Enhancing CdTe Solar Cell Efficiency through CSS Heat Treatments

• Filip Růžek, Mechanical Engineering, University of Delaware

• William Shafarman, Materials Science and Engineering, University of Delaware

Enhancing CdTe Solar Cell Efficiency through CSS Heat Treatments

Closed space sublimation (CSS) is a key vapor transport technique used as a deposition process in the thin film cadmium telluride (CdTe) solar cell production. This study presents essential steps implemented within the CSS system to achieve high-performance solar cell devices. 

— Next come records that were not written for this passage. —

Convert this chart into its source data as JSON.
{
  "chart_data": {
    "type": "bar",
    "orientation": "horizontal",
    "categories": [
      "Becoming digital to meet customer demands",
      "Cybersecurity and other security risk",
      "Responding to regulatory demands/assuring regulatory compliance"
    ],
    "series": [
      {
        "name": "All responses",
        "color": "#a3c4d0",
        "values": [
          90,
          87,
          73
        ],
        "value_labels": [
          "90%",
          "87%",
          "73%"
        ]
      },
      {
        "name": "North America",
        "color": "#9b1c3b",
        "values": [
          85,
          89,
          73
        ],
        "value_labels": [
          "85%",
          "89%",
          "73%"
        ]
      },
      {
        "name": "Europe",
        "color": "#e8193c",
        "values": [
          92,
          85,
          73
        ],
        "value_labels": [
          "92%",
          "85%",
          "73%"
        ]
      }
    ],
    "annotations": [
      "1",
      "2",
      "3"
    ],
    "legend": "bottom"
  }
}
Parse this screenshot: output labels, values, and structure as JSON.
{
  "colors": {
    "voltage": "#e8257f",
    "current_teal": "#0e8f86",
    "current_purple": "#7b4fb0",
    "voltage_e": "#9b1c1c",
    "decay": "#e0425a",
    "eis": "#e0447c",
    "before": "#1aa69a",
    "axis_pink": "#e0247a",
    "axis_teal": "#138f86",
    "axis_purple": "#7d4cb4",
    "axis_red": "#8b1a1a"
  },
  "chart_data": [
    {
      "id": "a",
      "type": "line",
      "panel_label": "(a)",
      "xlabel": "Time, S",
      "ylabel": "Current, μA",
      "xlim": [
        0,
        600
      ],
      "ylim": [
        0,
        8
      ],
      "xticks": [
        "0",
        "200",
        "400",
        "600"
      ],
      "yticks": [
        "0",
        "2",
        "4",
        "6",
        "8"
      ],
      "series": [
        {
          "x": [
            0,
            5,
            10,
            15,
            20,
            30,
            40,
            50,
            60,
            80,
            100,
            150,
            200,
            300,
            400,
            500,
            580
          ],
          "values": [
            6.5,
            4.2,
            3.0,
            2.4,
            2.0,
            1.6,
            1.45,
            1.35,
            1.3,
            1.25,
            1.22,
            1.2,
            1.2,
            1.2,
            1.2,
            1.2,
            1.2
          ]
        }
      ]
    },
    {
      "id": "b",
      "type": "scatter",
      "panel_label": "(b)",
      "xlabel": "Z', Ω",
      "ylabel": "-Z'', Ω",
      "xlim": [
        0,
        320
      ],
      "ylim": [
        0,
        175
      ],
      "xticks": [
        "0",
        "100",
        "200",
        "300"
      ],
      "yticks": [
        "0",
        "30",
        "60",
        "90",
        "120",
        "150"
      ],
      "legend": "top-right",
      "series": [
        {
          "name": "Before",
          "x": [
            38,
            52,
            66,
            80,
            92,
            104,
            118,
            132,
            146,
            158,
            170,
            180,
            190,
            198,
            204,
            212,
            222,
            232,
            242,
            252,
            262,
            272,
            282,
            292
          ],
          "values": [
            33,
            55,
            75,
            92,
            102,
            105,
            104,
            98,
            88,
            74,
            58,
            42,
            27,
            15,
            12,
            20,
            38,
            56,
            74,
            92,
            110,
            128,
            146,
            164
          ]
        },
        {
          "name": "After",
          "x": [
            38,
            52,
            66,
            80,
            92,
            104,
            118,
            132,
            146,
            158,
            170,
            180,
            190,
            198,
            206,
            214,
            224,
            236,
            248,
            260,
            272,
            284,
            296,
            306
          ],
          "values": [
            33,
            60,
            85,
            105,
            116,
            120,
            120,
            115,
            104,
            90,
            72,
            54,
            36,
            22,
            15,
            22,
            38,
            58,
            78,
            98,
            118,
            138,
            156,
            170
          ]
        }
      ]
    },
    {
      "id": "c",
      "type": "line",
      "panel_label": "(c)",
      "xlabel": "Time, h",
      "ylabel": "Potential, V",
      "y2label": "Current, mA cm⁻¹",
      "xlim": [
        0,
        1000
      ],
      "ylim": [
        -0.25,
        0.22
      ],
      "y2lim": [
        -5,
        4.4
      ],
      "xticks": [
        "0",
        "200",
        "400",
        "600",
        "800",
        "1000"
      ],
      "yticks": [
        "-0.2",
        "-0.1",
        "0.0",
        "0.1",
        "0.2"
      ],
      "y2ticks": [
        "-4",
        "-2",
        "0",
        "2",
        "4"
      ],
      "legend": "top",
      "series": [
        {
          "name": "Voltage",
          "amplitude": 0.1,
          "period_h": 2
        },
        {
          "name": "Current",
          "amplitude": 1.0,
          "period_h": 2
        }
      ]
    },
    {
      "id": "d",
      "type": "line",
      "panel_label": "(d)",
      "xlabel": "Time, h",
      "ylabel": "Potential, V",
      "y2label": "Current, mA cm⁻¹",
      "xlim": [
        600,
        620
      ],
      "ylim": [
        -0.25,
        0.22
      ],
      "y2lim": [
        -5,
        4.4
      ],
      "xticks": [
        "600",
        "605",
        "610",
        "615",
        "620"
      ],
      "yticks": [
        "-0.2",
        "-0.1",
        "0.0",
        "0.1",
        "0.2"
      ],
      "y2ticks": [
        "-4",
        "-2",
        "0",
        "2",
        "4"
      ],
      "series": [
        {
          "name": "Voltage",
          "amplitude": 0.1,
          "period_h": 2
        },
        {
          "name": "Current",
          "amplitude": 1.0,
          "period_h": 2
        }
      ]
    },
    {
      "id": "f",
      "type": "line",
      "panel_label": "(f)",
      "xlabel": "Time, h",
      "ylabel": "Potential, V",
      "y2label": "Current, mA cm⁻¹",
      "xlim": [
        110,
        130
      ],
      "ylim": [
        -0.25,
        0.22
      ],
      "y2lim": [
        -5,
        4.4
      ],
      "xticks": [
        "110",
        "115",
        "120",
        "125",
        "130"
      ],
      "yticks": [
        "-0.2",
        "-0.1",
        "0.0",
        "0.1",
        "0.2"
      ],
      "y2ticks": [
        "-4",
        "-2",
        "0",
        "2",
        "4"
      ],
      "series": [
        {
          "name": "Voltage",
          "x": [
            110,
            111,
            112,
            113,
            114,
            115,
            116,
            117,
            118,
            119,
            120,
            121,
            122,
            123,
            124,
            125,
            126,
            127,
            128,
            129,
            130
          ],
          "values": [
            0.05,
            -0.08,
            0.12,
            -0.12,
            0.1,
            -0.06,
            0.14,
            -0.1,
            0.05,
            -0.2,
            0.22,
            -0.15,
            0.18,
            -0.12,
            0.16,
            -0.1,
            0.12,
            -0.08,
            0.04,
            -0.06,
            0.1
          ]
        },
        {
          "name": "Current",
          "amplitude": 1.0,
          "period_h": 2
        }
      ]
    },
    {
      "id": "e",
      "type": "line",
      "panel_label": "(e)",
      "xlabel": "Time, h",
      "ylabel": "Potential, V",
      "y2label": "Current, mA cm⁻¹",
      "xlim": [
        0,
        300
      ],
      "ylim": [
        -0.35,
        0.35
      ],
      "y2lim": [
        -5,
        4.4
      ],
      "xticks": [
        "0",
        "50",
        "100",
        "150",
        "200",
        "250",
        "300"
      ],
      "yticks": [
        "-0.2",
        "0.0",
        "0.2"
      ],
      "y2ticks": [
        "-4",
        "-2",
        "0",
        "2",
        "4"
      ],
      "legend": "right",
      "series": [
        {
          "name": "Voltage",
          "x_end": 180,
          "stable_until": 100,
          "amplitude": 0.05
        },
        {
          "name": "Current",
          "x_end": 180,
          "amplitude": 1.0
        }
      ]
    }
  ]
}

The CSS system has been used for both high-temperature annealing (HTA) steps and the critical CdCl₂ treatment in the CdTe fabrication process. HTA-1 is the first heat treatment in the CSS process, applied after the deposition of the thermally evaporated front stack CdSeTe/CdTe layer. During this treatment, CdTe source is being evaporated onto the sample at 575°C. HTA-1 treatment helps improve the crystal quality by increasing grain size and reducing defects in the front layer, which makes it easier for charges to move through the material. Following CdTe layer deposition using the vapor transport deposition (VTD) method, the sample undergoes HTA-2 in the CSS system as the second heat treatment in the process. It helps to intermix the front and VTD layers into one uniform layer with improved crystallinity and uniform grain size. Following this, a post-deposition CdCl₂ treatment is carried out at 425 °C for 1 hour. To ensure optimal deposition in the CSS system, all treatments should include both a controlled preheating phase and an argon gas purge. Preheating the substrate and source materials stabilizes thermal gradients and supports consistent deposition rates. Purging with argon displaces oxygen and moisture from the chamber, minimizing oxidation risk. Nevertheless, some studies have suggested that the presence of a small amount of oxygen during the final and most critical CdCl₂ treatment, may be beneficial. The CdCl₂ treatment is a crucial step that helps passivating grain boundaries and promoting recrystallization and grain growth. Together, these steps greatly enhance the quality of the CdTe layer and boost solar cell performance.